If it's a learner's first exposure to a topic what indicators can they use to identify that ChatGPT is lying to them?


The same indicators they would use with teacher? Studyig is about reading books, comparing sources. Not copying notes.

At university if you discover teacher is lying, you may get prosecuted, expelled, and loose $100k on student loans.

Edit: response to your other comment, I am being rationed by HN

As I said, ChatGPT is good at answering and explaining questions. It can replace teacher as "explainer", not as some sort of dogmatic source of truth. Text book does not answer questions, ChatGPT does! If some section of textbook is too vague to understand, you may ask questions to get better understanding!


If it's the case where you're going to other sources, why use ChatGPT at all? It doesn't source its information so you can't actually confirm without reading other sources which do source their information. Why would I care to learn German from ChatGPT when I could use a textbook that has had editors and subject matter experts vet that it won't lie to me? What is unique and useful about ChatGPT that's not also a weakness?
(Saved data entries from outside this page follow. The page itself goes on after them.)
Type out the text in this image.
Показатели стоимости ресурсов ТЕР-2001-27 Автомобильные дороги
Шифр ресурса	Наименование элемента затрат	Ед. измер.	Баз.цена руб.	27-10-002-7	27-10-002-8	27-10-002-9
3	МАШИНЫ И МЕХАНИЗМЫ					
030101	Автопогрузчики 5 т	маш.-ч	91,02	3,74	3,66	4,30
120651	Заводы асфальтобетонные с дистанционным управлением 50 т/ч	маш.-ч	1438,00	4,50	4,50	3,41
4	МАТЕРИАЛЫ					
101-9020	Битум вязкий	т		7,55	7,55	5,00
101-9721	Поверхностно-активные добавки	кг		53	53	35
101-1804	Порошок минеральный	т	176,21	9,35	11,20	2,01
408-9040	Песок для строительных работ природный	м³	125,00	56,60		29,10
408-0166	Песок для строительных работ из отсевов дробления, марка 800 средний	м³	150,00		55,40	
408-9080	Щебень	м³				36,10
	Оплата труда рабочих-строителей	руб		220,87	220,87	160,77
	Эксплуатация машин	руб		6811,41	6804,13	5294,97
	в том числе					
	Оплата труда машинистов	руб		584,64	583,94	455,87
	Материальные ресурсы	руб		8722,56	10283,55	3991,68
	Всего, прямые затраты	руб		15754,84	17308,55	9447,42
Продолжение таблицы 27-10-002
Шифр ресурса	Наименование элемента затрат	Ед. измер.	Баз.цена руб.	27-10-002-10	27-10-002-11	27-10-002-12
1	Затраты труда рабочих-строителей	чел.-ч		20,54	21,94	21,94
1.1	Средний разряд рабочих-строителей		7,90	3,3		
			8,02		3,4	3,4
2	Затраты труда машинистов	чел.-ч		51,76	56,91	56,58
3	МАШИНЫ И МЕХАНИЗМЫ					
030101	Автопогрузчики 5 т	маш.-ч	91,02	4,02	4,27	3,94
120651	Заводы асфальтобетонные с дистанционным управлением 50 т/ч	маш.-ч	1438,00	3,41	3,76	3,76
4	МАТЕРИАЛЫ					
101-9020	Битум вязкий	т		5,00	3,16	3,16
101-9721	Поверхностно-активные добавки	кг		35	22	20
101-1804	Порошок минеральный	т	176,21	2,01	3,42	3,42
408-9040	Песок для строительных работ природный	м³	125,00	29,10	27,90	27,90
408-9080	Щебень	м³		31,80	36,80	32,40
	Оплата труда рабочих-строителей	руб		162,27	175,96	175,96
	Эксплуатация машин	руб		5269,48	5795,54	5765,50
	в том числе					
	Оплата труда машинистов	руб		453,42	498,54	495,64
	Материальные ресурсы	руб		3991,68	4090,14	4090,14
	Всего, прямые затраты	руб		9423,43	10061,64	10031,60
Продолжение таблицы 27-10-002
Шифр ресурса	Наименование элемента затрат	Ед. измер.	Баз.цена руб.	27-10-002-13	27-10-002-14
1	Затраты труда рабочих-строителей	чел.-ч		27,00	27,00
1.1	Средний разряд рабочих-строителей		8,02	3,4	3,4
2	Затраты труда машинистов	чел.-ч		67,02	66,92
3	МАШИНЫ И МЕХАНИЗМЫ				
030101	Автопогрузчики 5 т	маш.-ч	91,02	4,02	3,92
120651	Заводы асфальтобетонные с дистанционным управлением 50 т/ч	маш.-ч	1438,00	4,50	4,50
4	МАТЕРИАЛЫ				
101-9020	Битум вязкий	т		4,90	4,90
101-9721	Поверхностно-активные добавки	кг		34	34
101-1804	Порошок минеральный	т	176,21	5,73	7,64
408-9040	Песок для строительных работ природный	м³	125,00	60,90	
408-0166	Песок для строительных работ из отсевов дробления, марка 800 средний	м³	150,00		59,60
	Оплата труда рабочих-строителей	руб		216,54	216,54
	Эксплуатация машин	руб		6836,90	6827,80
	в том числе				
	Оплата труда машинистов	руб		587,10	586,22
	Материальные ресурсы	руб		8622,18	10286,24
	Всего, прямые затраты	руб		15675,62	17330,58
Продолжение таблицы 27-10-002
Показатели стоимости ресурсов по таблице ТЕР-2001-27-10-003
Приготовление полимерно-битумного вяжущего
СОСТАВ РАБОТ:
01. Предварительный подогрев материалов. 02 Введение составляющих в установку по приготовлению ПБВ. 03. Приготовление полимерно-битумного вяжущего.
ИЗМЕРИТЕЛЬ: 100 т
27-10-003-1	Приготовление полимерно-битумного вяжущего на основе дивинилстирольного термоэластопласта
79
> At university if you discover teacher is lying, you may get prosecuted, expelled, and loose $100k on student loans.

Sorry, you're saying that the student will lose that?

This is my response to your edit:

> As I said, ChatGPT is good at answering and explaining questions. It can replace teacher as "explainer", not as some sort of dogmatic source of truth. Text book does not answer questions, ChatGPT does! If some section of textbook is too vague to understand, you may ask questions to get better understanding!

But if the explanation is lies and you need to go to a source to verify that ChatGPT just didn't lie to you, how is it of value?